Role of astrocyte polarization on the development of white matter injury as a consequence of preterm birth
Reactive astrocytes are a well-accepted hallmark of injury to the developing human brain, but their specific roles in the disease pathogenesis of perinatal brain injury remain unknown. Studies in the mature brain highlight the formation of molecularly distinct reactive astrocyte states with contrasting roles after injury, some capable of mediating brain repair and others with toxic functions. Deciphering the reactivity states of astrocytes in perinatal brain injury, the evolution of these states, and their roles in disease outcomes is an essential step towards enabling improved recovery of the injured prenatal brain.
To prove that astrocytes in the developing brain exhibit heterogeneous and region-dependent reactivity in response to acute and chronic perinatal brain insults, we characterize astrocyte reactivity across brain regions in acute and chronic perinatal brain injury using single cell transcriptomics and rodent models of acute perinatal inflammatory/hypoxic injury, and chronic gestational hypoxia. This line of research will shed light on mechanistic commonalities and differences in reactive astrocyte states following acute and chronic perinatal insults. The results will be validated in human post-mortem fetal/neonatal brains with acute perinatal and chronic gestational brain injury through a collaboration with the University of California, San Francisco (USA).

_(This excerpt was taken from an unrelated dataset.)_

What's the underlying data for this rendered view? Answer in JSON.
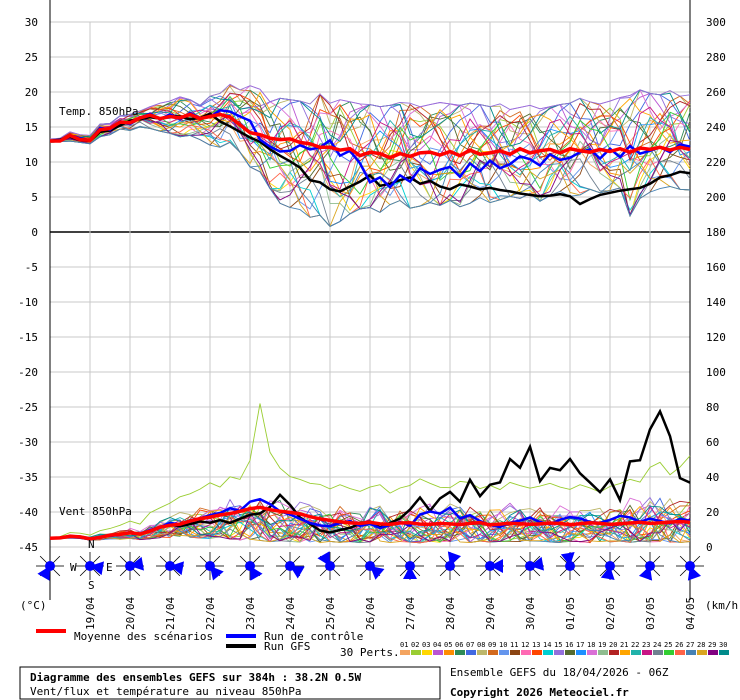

To test if inflammatory astrocytes expressing C3 are necessary and sufficient to drive the disruption of myelination in perinatal white matter injury, we are assessing myelination after constitutive and temporally controlled blockade of inflammatory astrocyte formation in rodent models of acute perinatal inflammatory/hypoxic injury. Inhibiting the formation/reversal of this reactive astrocyte subtype could become a therapeutic goal.

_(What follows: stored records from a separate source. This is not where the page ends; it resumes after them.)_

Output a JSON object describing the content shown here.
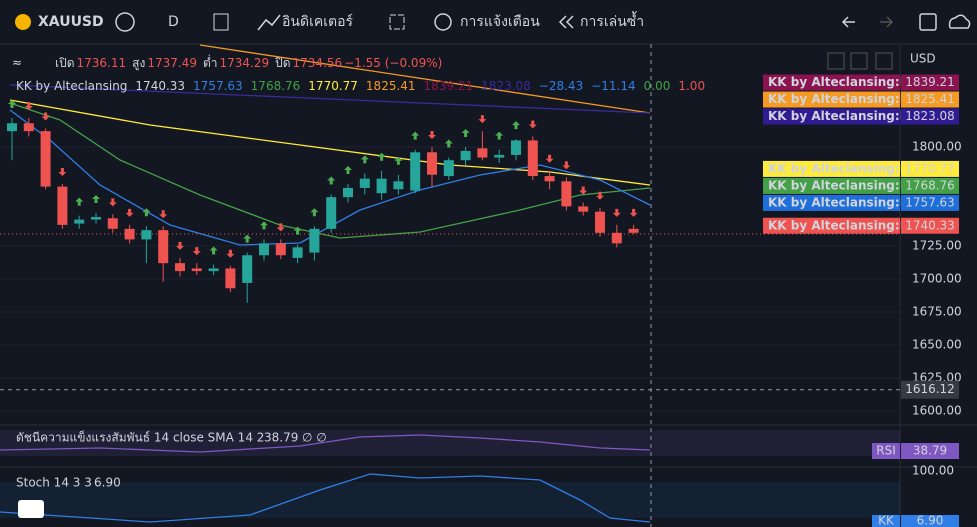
{
  "toolbar": {
    "symbol": "XAUUSD",
    "interval": "D",
    "indicators": "อินดิเคเตอร์",
    "alerts": "การแจ้งเตือน",
    "replay": "การเล่นซ้ำ"
  },
  "chart": {
    "currency": "USD",
    "ohlc": {
      "open_label": "เปิด",
      "open": "1736.11",
      "high_label": "สูง",
      "high": "1737.49",
      "low_label": "ต่ำ",
      "low": "1734.29",
      "close_label": "ปิด",
      "close": "1734.56",
      "change": "−1.55 (−0.09%)"
    },
    "indicator": {
      "name": "KK by Alteclansing",
      "values": [
        {
          "text": "1740.33",
          "color": "#d1d4dc"
        },
        {
          "text": "1757.63",
          "color": "#2f7fe6"
        },
        {
          "text": "1768.76",
          "color": "#43a047"
        },
        {
          "text": "1770.77",
          "color": "#ffeb3b"
        },
        {
          "text": "1825.41",
          "color": "#f59a23"
        },
        {
          "text": "1839.21",
          "color": "#8b1450"
        },
        {
          "text": "1823.08",
          "color": "#3a2a9a"
        },
        {
          "text": "−28.43",
          "color": "#2f7fe6"
        },
        {
          "text": "−11.14",
          "color": "#2f7fe6"
        },
        {
          "text": "0.00",
          "color": "#43a047"
        },
        {
          "text": "1.00",
          "color": "#ef5350"
        }
      ]
    },
    "price_labels": [
      {
        "name": "KK by Alteclansing:Plot",
        "value": 1839.21,
        "color": "#8b1450",
        "text_color": "#ffffff"
      },
      {
        "name": "KK by Alteclansing:Plot",
        "value": 1825.41,
        "color": "#f59a23",
        "text_color": "#131722"
      },
      {
        "name": "KK by Alteclansing:Plot",
        "value": 1823.08,
        "color": "#311b92",
        "text_color": "#ffffff"
      },
      {
        "name": "KK by Alteclansing:Plot",
        "value": 1770.77,
        "color": "#ffeb3b",
        "text_color": "#131722"
      },
      {
        "name": "KK by Alteclansing:Plot",
        "value": 1768.76,
        "color": "#43a047",
        "text_color": "#ffffff"
      },
      {
        "name": "KK by Alteclansing:Plot",
        "value": 1757.63,
        "color": "#1e6fd9",
        "text_color": "#ffffff"
      },
      {
        "name": "KK by Alteclansing:Plot",
        "value": 1740.33,
        "color": "#ef5350",
        "text_color": "#ffffff"
      }
    ],
    "crosshair_price": {
      "value": 1616.12,
      "label": "1616.12"
    },
    "yticks": [
      {
        "value": 1800,
        "label": "1800.00"
      },
      {
        "value": 1725,
        "label": "1725.00"
      },
      {
        "value": 1700,
        "label": "1700.00"
      },
      {
        "value": 1675,
        "label": "1675.00"
      },
      {
        "value": 1650,
        "label": "1650.00"
      },
      {
        "value": 1625,
        "label": "1625.00"
      },
      {
        "value": 1600,
        "label": "1600.00"
      }
    ],
    "candles": [
      [
        1812,
        1822,
        1790,
        1818
      ],
      [
        1818,
        1822,
        1808,
        1812
      ],
      [
        1812,
        1814,
        1768,
        1770
      ],
      [
        1770,
        1772,
        1738,
        1741
      ],
      [
        1742,
        1748,
        1738,
        1745
      ],
      [
        1745,
        1750,
        1742,
        1747
      ],
      [
        1746,
        1749,
        1735,
        1738
      ],
      [
        1738,
        1741,
        1727,
        1730
      ],
      [
        1730,
        1740,
        1712,
        1737
      ],
      [
        1737,
        1740,
        1698,
        1712
      ],
      [
        1712,
        1716,
        1702,
        1706
      ],
      [
        1708,
        1712,
        1703,
        1706
      ],
      [
        1706,
        1711,
        1703,
        1708
      ],
      [
        1708,
        1710,
        1690,
        1693
      ],
      [
        1697,
        1720,
        1682,
        1718
      ],
      [
        1718,
        1730,
        1714,
        1727
      ],
      [
        1727,
        1730,
        1715,
        1718
      ],
      [
        1716,
        1726,
        1712,
        1724
      ],
      [
        1720,
        1740,
        1714,
        1738
      ],
      [
        1738,
        1764,
        1735,
        1762
      ],
      [
        1762,
        1772,
        1758,
        1769
      ],
      [
        1769,
        1780,
        1764,
        1776
      ],
      [
        1765,
        1782,
        1760,
        1776
      ],
      [
        1768,
        1779,
        1764,
        1774
      ],
      [
        1767,
        1798,
        1765,
        1796
      ],
      [
        1796,
        1800,
        1770,
        1779
      ],
      [
        1778,
        1792,
        1775,
        1790
      ],
      [
        1790,
        1800,
        1786,
        1797
      ],
      [
        1799,
        1812,
        1790,
        1792
      ],
      [
        1792,
        1798,
        1788,
        1794
      ],
      [
        1794,
        1806,
        1790,
        1805
      ],
      [
        1805,
        1808,
        1775,
        1778
      ],
      [
        1778,
        1782,
        1768,
        1774
      ],
      [
        1774,
        1777,
        1752,
        1755
      ],
      [
        1755,
        1758,
        1748,
        1751
      ],
      [
        1751,
        1754,
        1732,
        1735
      ],
      [
        1735,
        1741,
        1724,
        1727
      ],
      [
        1738,
        1741,
        1734,
        1735
      ]
    ]
  },
  "rsi": {
    "title": "ดัชนีความแข็งแรงสัมพันธ์ 14 close SMA 14 2",
    "value": "38.79",
    "extra": "∅ ∅",
    "tag": "RSI",
    "tag_value": "38.79"
  },
  "stoch": {
    "title": "Stoch 14 3 3",
    "value": "6.90",
    "level": "100.00",
    "tag": "KK",
    "tag_value": "6.90"
  }
}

Furthermore, we are testing the diagnostic potential of peripherally detected fetal/perinatal astrocyte-derived exosomes as a biomarker of astrocyte reactivity using astrocyte-specific exosome in vitro and in vivo models. If the development of a method for remote monitoring of fetal and neonatal astrocyte reactivity is successful, this biomarker approach could be used to inform treatment/delivery decisions during the course of pregnancies complicated by conditions endangering fetal brain health.